Viewers of Manctopia might be interested, if not at all surprised, to discover that one of the credited funders of Embassy Village is Capital & Centric, the gargantuan property developers whose controversial redevelopment projects are remodelling vast swathes of the city centre. In the programme, Capital & Centric’s co-founder Tim Heatley had a number of staged encounters with the squatters in the building he was gutting and leaders of local homelessness charity LifeShare. His concern towards these issues came across as lip service. You wonder whether the company’s involvement in this project is lazy PR, or even more cynically, a visually appealing un-solution to homelessness which adds perceived value to their other investments.

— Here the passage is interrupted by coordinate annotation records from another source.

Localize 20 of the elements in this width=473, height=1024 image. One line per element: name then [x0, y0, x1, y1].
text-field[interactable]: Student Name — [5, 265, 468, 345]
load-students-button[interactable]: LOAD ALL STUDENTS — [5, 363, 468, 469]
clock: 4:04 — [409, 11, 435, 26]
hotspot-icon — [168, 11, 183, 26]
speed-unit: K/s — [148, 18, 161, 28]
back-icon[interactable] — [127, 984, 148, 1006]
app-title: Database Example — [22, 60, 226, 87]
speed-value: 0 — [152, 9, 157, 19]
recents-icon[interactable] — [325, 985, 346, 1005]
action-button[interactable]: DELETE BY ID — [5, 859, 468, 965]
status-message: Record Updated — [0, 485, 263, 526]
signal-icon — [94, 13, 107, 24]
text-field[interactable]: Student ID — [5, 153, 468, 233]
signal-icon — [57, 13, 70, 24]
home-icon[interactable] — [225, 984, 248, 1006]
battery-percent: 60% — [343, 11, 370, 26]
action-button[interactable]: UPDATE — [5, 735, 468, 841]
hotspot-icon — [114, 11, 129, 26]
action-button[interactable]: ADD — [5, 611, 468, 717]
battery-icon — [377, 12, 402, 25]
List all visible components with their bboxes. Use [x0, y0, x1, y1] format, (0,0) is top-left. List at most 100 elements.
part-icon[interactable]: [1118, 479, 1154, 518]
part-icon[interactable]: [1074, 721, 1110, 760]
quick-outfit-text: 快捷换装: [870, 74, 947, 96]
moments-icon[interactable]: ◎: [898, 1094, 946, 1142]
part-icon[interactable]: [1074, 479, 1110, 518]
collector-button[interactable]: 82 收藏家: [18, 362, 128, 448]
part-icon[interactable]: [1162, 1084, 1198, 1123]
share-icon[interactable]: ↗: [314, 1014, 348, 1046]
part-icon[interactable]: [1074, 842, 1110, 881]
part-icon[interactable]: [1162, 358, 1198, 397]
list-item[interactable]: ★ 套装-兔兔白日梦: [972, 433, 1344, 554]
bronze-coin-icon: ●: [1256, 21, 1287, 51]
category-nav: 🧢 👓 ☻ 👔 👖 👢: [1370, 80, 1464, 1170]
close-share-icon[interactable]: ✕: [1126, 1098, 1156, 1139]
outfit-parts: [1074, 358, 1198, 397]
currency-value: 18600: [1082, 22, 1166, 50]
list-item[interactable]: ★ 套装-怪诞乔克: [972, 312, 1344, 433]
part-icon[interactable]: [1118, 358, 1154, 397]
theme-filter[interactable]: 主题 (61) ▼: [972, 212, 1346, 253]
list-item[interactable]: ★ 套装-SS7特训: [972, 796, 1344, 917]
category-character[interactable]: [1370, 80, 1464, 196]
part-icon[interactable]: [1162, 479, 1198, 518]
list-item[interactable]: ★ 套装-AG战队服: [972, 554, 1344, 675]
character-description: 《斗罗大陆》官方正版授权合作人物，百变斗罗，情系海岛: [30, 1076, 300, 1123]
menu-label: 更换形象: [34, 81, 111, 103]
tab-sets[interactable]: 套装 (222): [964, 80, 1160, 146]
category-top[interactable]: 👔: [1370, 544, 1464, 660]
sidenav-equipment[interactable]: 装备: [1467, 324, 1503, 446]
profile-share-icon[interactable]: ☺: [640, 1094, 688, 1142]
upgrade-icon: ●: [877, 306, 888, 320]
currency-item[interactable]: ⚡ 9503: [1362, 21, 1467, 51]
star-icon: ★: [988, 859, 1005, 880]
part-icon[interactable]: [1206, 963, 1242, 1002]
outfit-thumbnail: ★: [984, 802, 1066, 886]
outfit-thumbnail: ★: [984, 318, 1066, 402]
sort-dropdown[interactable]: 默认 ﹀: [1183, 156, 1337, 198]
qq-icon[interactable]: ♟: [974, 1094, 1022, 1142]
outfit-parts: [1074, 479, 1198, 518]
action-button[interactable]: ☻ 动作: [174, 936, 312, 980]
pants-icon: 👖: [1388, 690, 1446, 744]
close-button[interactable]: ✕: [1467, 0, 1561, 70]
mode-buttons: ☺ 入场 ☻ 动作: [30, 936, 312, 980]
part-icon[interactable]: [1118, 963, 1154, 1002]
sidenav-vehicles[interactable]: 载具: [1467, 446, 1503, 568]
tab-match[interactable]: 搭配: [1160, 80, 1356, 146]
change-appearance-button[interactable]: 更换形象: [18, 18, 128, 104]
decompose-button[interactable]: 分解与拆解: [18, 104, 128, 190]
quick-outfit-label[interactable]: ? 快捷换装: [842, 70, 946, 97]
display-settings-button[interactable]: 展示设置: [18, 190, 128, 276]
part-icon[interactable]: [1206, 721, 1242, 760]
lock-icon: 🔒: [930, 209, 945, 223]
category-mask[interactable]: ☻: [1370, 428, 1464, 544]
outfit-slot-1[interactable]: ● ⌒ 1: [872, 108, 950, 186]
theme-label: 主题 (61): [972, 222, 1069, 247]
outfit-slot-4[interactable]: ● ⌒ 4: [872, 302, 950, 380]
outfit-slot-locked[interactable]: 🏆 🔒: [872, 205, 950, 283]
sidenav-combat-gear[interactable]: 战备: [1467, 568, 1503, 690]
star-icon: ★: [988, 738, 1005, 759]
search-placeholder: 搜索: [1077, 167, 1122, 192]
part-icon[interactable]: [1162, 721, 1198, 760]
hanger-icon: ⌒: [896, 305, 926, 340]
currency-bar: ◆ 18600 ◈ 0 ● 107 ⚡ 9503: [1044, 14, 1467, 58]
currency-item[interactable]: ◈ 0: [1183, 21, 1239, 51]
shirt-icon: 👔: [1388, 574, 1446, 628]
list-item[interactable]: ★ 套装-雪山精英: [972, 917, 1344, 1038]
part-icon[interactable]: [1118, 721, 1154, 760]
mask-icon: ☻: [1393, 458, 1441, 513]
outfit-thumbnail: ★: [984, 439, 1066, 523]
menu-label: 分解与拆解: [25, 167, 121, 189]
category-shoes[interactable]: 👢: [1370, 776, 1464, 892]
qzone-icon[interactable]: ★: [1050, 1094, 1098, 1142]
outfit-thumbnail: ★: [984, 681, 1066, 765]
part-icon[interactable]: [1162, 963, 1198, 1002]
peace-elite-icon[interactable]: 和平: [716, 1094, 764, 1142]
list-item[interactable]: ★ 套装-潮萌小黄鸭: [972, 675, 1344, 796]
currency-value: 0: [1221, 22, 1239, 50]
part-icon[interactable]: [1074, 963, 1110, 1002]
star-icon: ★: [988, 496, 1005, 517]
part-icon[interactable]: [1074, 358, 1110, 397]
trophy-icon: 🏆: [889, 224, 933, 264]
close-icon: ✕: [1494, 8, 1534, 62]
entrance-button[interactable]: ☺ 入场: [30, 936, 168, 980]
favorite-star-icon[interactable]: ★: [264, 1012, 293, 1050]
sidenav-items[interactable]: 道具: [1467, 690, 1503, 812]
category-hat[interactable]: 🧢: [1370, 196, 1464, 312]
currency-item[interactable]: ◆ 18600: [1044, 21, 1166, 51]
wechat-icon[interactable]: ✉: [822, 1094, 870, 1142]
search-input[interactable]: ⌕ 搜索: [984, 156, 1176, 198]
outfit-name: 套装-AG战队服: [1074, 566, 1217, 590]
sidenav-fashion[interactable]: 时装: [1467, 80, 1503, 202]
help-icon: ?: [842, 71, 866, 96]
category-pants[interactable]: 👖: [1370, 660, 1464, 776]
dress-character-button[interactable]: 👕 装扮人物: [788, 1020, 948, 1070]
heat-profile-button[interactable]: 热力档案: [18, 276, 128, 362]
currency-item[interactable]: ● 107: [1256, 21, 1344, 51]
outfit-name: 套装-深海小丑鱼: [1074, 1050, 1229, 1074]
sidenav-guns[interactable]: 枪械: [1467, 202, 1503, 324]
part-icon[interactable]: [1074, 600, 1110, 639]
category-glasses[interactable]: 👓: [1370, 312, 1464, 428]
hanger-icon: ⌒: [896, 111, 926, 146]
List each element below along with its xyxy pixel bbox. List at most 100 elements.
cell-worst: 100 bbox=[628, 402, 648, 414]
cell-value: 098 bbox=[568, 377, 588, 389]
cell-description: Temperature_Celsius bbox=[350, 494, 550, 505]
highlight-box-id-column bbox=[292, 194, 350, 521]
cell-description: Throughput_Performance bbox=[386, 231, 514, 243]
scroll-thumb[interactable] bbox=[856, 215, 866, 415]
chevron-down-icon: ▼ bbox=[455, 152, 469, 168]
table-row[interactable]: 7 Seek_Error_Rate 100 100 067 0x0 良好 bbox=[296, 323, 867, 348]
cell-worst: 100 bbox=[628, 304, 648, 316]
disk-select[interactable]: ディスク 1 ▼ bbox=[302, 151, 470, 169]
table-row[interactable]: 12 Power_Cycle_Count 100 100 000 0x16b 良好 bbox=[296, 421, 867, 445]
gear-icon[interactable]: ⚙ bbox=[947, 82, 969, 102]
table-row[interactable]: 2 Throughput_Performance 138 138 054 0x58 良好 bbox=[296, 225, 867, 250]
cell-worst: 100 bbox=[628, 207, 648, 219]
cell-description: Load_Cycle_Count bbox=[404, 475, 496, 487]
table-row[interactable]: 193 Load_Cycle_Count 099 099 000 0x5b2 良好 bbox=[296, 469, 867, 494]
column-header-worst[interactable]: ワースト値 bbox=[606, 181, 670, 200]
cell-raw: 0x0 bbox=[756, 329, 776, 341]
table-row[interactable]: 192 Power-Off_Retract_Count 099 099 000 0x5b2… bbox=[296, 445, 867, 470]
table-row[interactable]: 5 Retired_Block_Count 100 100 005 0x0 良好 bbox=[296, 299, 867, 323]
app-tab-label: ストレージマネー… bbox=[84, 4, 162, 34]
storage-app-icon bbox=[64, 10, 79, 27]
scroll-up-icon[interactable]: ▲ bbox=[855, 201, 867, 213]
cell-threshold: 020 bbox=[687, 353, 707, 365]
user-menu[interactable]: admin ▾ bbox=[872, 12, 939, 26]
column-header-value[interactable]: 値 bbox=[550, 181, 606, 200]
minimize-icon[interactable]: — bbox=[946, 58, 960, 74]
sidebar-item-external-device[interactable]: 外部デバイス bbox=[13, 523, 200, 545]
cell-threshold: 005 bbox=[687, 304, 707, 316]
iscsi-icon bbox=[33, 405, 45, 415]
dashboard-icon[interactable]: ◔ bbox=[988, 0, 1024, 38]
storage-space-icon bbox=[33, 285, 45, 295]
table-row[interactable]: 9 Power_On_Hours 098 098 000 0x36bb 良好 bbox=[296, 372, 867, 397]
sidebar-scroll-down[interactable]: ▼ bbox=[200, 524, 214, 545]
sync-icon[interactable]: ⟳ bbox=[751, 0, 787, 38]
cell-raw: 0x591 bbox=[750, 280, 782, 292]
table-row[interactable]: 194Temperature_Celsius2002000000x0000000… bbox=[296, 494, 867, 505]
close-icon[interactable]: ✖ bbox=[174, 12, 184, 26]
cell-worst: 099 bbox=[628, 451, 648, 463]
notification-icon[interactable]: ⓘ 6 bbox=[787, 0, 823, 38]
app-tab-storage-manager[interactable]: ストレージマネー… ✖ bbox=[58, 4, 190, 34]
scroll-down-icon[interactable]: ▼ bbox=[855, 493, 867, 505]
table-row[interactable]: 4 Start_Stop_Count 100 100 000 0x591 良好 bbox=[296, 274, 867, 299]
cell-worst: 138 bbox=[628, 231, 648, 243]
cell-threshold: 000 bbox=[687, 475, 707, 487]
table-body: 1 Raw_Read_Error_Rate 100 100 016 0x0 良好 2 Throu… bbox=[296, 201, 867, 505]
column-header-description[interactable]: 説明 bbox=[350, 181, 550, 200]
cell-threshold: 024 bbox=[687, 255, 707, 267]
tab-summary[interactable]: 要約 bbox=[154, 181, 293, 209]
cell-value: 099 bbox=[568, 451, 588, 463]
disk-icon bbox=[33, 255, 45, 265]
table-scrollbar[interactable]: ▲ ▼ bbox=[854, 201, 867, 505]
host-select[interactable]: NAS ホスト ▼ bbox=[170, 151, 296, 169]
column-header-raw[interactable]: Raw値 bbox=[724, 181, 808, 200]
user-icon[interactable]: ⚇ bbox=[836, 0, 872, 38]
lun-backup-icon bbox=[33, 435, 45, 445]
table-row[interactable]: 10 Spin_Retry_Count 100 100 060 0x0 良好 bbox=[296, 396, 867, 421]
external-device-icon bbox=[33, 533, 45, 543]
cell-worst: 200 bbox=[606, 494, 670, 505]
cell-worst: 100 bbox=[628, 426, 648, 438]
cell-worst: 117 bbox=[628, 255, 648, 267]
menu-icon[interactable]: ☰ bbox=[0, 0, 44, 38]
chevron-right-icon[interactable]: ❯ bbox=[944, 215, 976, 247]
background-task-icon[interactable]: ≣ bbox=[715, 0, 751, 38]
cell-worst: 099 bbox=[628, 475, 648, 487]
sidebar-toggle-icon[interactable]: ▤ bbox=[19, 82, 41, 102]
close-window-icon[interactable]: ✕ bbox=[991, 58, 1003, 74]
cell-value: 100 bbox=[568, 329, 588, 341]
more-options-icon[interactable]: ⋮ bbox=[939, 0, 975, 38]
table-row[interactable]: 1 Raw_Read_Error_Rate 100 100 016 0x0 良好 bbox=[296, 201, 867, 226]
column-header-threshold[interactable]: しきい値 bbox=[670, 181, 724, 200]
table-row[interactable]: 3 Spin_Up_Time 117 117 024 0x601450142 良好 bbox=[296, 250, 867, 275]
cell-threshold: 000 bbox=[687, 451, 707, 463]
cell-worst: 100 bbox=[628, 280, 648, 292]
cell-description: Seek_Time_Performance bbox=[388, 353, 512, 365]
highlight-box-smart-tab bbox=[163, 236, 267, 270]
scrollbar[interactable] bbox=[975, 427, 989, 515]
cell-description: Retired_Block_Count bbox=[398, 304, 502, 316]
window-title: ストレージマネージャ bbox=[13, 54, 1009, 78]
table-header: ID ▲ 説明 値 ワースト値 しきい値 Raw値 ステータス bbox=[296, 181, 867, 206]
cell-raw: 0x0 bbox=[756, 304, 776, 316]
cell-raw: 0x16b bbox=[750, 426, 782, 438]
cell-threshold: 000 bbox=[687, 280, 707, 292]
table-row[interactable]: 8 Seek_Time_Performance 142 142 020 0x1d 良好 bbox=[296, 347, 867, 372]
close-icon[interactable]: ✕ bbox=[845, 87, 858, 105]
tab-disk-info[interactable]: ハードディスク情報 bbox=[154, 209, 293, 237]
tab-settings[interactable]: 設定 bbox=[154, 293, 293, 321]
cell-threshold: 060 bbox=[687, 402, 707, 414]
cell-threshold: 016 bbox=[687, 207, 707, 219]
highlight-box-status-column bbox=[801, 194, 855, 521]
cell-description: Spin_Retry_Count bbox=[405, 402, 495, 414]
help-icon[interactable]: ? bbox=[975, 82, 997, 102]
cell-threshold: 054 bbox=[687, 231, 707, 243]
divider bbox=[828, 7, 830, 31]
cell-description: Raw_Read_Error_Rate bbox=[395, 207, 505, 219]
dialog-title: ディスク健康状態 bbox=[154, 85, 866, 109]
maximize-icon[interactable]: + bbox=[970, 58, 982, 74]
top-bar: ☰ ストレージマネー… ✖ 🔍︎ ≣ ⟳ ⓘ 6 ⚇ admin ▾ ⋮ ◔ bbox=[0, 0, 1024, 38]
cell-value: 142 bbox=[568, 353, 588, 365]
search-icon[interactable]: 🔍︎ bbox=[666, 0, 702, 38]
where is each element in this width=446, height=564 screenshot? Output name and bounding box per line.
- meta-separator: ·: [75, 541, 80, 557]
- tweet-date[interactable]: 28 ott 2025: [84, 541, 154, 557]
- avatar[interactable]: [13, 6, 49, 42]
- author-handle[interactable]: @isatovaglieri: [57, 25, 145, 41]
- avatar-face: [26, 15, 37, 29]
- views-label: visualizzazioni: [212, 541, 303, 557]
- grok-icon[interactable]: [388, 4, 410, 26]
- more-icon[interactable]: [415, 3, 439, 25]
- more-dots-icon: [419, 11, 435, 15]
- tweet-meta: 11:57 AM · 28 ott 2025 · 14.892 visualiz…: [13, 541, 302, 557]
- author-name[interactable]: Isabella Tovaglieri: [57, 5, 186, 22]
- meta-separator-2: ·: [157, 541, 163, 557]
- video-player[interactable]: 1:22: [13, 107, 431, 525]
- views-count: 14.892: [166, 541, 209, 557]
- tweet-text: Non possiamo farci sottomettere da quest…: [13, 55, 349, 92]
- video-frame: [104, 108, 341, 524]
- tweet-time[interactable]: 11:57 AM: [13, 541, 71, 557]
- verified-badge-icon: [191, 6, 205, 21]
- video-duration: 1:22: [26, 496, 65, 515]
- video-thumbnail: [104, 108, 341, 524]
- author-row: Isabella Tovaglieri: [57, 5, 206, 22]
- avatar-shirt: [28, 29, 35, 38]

Gentrification has garbled our perspective on housing. In place of the practical and long-term, we think in the language of regeneration. Wine bars look like design studios look like housing developments. Many will say that developments like Embassy Village are broadly a good thing, that it’s better to have something rather than nothing. That’s exactly the problem.
This is a type of discourse-friendly social action, adapted to notions of the deserving and undeserving poor. For those who grab takeaway coffee from shipping containers, or even take their conference calls or break-out from meetings at work within them, this might seem like nothing new, but the trendification of social services should be treated with profound caution.